This weekend I faced an ethical dilemma which I suspect is becoming more common for Australian consumers. I needed a new set of bicycle panniers. I had briefly looked on the Internet but I wanted a set that would fit my current rack. So, finding myself near a bicycle shop ,I went in to have a look at the selection.
There was a great choice, a very helpful sales assistant, and exactly what I needed. But then I faced the dilemma. Would I buy the panniers or walk away claiming that I would “think about it”? Now I knew what panniers I wanted, I also knew that I could buy them on the Internet at about 50% of the Australian price. The store and the sales assistant would get nothing but I would save my hard earned money.
I looked at the sales assistant. I’m sure he knew what I was thinking. And yes, I’m a wimp, so I bought the panniers at the store.
When I got home I checked on the Internet. I could have saved about 50%.

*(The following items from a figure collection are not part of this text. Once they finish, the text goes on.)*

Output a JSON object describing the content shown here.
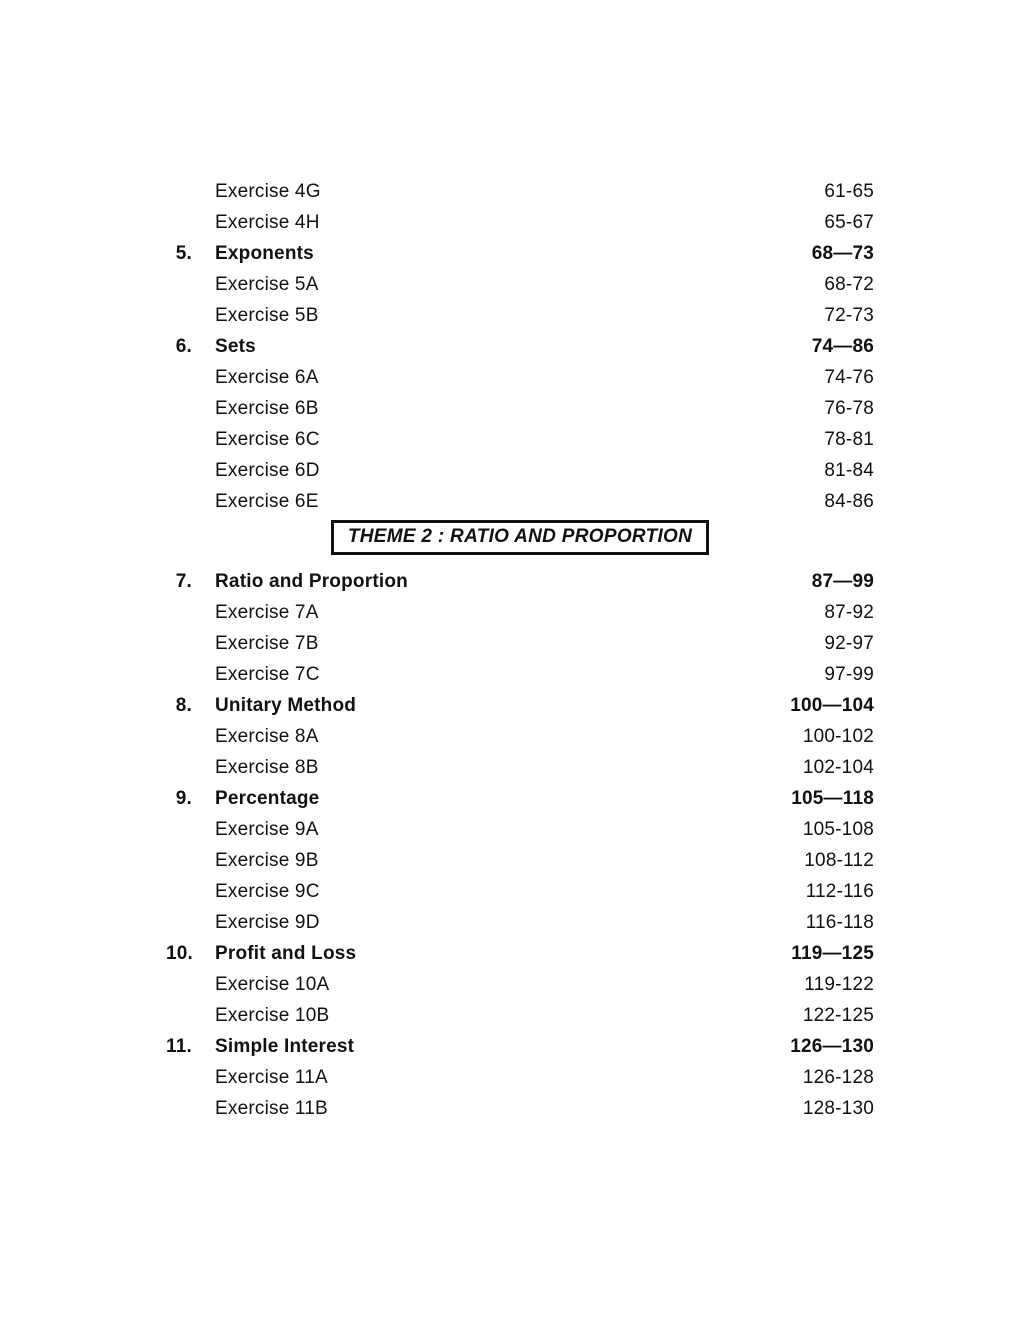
{
  "toc": {
    "entries": [
      {
        "type": "exercise",
        "num": "",
        "title": "Exercise 4G",
        "pages": "61-65"
      },
      {
        "type": "exercise",
        "num": "",
        "title": "Exercise 4H",
        "pages": "65-67"
      },
      {
        "type": "chapter",
        "num": "5.",
        "title": "Exponents",
        "pages": "68—73"
      },
      {
        "type": "exercise",
        "num": "",
        "title": "Exercise 5A",
        "pages": "68-72"
      },
      {
        "type": "exercise",
        "num": "",
        "title": "Exercise 5B",
        "pages": "72-73"
      },
      {
        "type": "chapter",
        "num": "6.",
        "title": "Sets",
        "pages": "74—86"
      },
      {
        "type": "exercise",
        "num": "",
        "title": "Exercise 6A",
        "pages": "74-76"
      },
      {
        "type": "exercise",
        "num": "",
        "title": "Exercise 6B",
        "pages": "76-78"
      },
      {
        "type": "exercise",
        "num": "",
        "title": "Exercise 6C",
        "pages": "78-81"
      },
      {
        "type": "exercise",
        "num": "",
        "title": "Exercise 6D",
        "pages": "81-84"
      },
      {
        "type": "exercise",
        "num": "",
        "title": "Exercise 6E",
        "pages": "84-86"
      },
      {
        "type": "theme",
        "num": "",
        "title": "THEME 2 : RATIO AND PROPORTION",
        "pages": ""
      },
      {
        "type": "chapter",
        "num": "7.",
        "title": "Ratio and Proportion",
        "pages": "87—99"
      },
      {
        "type": "exercise",
        "num": "",
        "title": "Exercise 7A",
        "pages": "87-92"
      },
      {
        "type": "exercise",
        "num": "",
        "title": "Exercise 7B",
        "pages": "92-97"
      },
      {
        "type": "exercise",
        "num": "",
        "title": "Exercise 7C",
        "pages": "97-99"
      },
      {
        "type": "chapter",
        "num": "8.",
        "title": "Unitary Method",
        "pages": "100—104"
      },
      {
        "type": "exercise",
        "num": "",
        "title": "Exercise 8A",
        "pages": "100-102"
      },
      {
        "type": "exercise",
        "num": "",
        "title": "Exercise 8B",
        "pages": "102-104"
      },
      {
        "type": "chapter",
        "num": "9.",
        "title": "Percentage",
        "pages": "105—118"
      },
      {
        "type": "exercise",
        "num": "",
        "title": "Exercise 9A",
        "pages": "105-108"
      },
      {
        "type": "exercise",
        "num": "",
        "title": "Exercise 9B",
        "pages": "108-112"
      },
      {
        "type": "exercise",
        "num": "",
        "title": "Exercise 9C",
        "pages": "112-116"
      },
      {
        "type": "exercise",
        "num": "",
        "title": "Exercise 9D",
        "pages": "116-118"
      },
      {
        "type": "chapter",
        "num": "10.",
        "title": "Profit and Loss",
        "pages": "119—125"
      },
      {
        "type": "exercise",
        "num": "",
        "title": "Exercise 10A",
        "pages": "119-122"
      },
      {
        "type": "exercise",
        "num": "",
        "title": "Exercise 10B",
        "pages": "122-125"
      },
      {
        "type": "chapter",
        "num": "11.",
        "title": "Simple Interest",
        "pages": "126—130"
      },
      {
        "type": "exercise",
        "num": "",
        "title": "Exercise 11A",
        "pages": "126-128"
      },
      {
        "type": "exercise",
        "num": "",
        "title": "Exercise 11B",
        "pages": "128-130"
      }
    ]
  },
  "colors": {
    "page_background": "#ffffff",
    "text": "#111111",
    "banner_border": "#111111"
  }
}
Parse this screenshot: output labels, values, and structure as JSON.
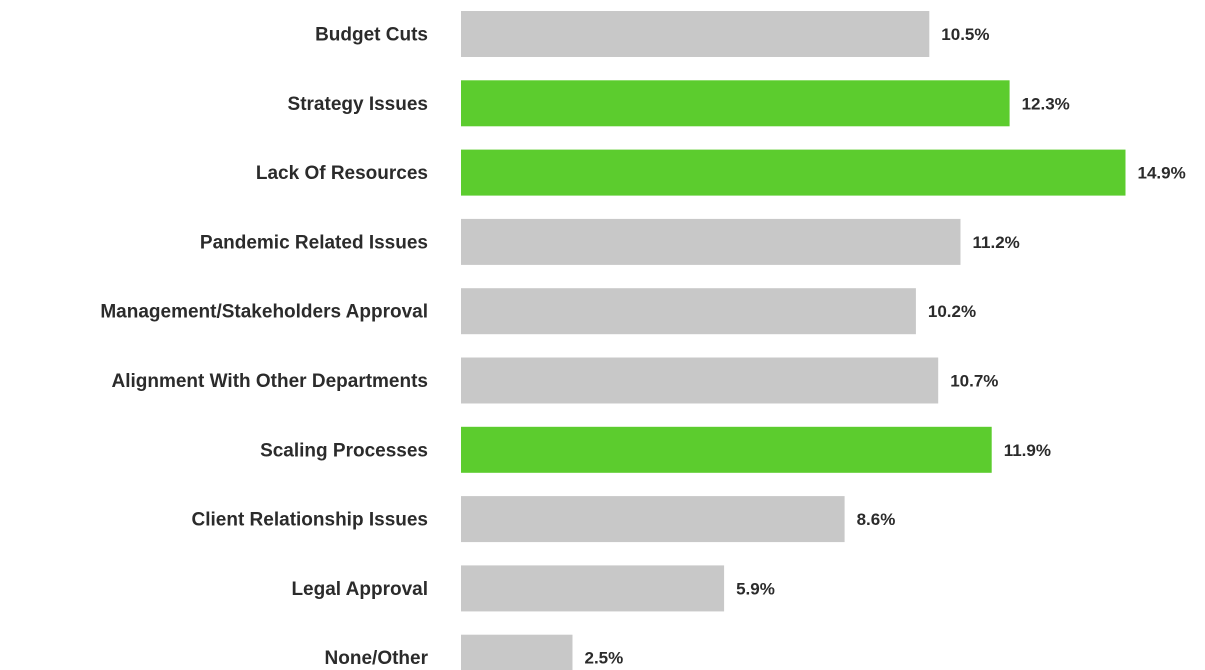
{
  "chart_data": {
    "type": "bar",
    "orientation": "horizontal",
    "title": "",
    "xlabel": "",
    "ylabel": "",
    "grid": false,
    "xlim": [
      0,
      15
    ],
    "categories": [
      "Budget Cuts",
      "Strategy Issues",
      "Lack Of Resources",
      "Pandemic Related Issues",
      "Management/Stakeholders Approval",
      "Alignment With Other Departments",
      "Scaling Processes",
      "Client Relationship Issues",
      "Legal Approval",
      "None/Other"
    ],
    "values": [
      10.5,
      12.3,
      14.9,
      11.2,
      10.2,
      10.7,
      11.9,
      8.6,
      5.9,
      2.5
    ],
    "value_labels": [
      "10.5%",
      "12.3%",
      "14.9%",
      "11.2%",
      "10.2%",
      "10.7%",
      "11.9%",
      "8.6%",
      "5.9%",
      "2.5%"
    ],
    "highlighted": [
      false,
      true,
      true,
      false,
      false,
      false,
      true,
      false,
      false,
      false
    ],
    "colors": {
      "default": "#c8c8c8",
      "highlight": "#5ccc2e",
      "text": "#2b2b2b"
    }
  }
}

Australian retail outlets are trying to work out how to deal with this dilemma. I do not have the answer. There are calls for the government to ‘do something’. But what can they do? Providing tax concessions to Australian retailers who face internet competition will simply undermine the GST and will have a 10% effect – not the 50% internet saving at current exchange rates. Trying to put up import barriers to prevent overseas competition via the internet will harm consumers and prop up an inefficient ‘bricks and mortar’ retail model.
Some stores have tried a ‘fitting fee’ approach. If you try and do not buy, then you pay a fee. But stores cannot distinguish between real bricks-and-mortar shoppers who are comparing alternatives and potential on-line shoppers. So a ‘fitting fee’ discourages real shoppers who will just strike that store off their list and look elsewhere to compare products before buying.
I do not know the answer. However retailers will need to work out how to deal with the problem of customers who try and then do not buy (or rather buy over the Internet) as this is a growing area for consumer purchases.